If you own and operate a business in Texas, it is important to the future of your company and possibly the livelihood of your heirs to write up a sound success plan. According to FitSmallBusiness, a succession plan makes it clear who will take over your business in the event of a triggering event. For many people, the triggering event is retirement, but for some, the triggering event may be divorce, monetary loss or disability. In addition to identifying someone to take over your business, your succession plan can also reduce potential disputes between parties and alleviate stress when a triggering event does occur.
According to FitSmallBusiness, there are five common ways you can transfer the ownership of your business to someone else. Those are as follows:
- Sell to a co-owner
- Pass ownership interests to a loved one
- Sell your business to an outside party
- Sell your business to a key employee
- Sell your interest back to the company
There are pros and cons to each method. For instance, selling shares to a co-owner can ease the burden of the transition for the company and your family members alike. The agreement would ensure your loved ones get fair compensation for your share of the business and that the remaining owner or owners maintain control of the company. A drawback of this arrangement may include your co-owners lacking the cash necessary to purchase your interests.

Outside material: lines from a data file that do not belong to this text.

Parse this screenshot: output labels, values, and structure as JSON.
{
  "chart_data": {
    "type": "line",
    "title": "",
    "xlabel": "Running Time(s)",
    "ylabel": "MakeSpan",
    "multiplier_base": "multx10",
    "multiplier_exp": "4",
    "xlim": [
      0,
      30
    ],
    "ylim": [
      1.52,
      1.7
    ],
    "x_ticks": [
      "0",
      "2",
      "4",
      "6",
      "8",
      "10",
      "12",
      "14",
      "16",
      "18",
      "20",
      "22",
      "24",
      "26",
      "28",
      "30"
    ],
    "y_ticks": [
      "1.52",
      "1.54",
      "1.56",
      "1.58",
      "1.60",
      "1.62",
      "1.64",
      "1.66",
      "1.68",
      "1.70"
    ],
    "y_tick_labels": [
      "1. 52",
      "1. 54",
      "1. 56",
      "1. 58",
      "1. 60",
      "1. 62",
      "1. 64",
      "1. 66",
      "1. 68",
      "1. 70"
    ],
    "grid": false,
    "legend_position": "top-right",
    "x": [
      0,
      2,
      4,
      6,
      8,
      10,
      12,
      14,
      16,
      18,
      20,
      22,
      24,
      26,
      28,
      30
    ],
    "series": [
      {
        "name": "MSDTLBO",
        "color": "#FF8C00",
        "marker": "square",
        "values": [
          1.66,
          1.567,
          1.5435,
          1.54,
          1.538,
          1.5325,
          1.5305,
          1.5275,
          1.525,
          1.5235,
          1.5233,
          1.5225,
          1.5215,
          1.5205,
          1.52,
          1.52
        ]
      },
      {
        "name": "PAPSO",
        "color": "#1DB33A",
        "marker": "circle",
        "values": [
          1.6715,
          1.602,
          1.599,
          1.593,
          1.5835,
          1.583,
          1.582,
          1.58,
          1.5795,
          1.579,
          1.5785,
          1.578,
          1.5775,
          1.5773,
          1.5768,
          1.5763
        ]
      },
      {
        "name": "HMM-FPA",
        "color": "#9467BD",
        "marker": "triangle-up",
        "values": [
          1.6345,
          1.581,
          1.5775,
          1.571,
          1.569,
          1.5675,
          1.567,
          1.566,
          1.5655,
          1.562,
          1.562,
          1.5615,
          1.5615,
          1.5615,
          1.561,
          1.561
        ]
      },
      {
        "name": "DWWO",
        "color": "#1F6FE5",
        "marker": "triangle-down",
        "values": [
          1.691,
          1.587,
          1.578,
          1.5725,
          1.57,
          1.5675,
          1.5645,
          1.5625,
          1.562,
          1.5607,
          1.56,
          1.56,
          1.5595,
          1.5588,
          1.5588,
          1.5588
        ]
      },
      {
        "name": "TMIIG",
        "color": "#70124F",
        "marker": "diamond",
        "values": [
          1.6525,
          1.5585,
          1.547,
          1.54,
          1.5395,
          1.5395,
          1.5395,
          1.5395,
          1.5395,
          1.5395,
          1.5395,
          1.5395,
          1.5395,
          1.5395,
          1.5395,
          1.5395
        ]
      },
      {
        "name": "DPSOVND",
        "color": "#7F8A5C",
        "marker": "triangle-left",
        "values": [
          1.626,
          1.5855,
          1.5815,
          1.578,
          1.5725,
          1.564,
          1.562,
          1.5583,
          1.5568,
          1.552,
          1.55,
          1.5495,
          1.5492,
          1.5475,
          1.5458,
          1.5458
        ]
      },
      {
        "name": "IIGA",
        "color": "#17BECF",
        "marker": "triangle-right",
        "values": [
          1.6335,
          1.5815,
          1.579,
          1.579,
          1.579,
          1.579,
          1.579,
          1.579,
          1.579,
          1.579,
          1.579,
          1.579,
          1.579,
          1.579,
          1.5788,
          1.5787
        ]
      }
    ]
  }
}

If you share the same sentiments as many business owners, you imagine your children one day taking over your business. To ensure this happens, you may select one or all of your children to be your successors. While doing this guarantees your business stays in the family, it could cause significant conflict between your loved ones and between your loved ones and the remaining business owners. Before you select an heir as a successor, ask yourself if an inheritance is really the best idea.
If you do not have a co-owner or heir to sell to, you may consider selling your shares to an employee or third party. The problem with electing an employee is that he or she will likely not have the funds necessary to support the purchase. The problem with selling to a third party is that the third party may substantially change the way the business operates, which may or may not be a good thing.
If your business operates with two or more owners, you may consider selling your shares back to the company. The company as a whole may be in a more secure financial position to purchase your shares than a single owner would.
This article is for learning purposes only. You should not use it as legal advice.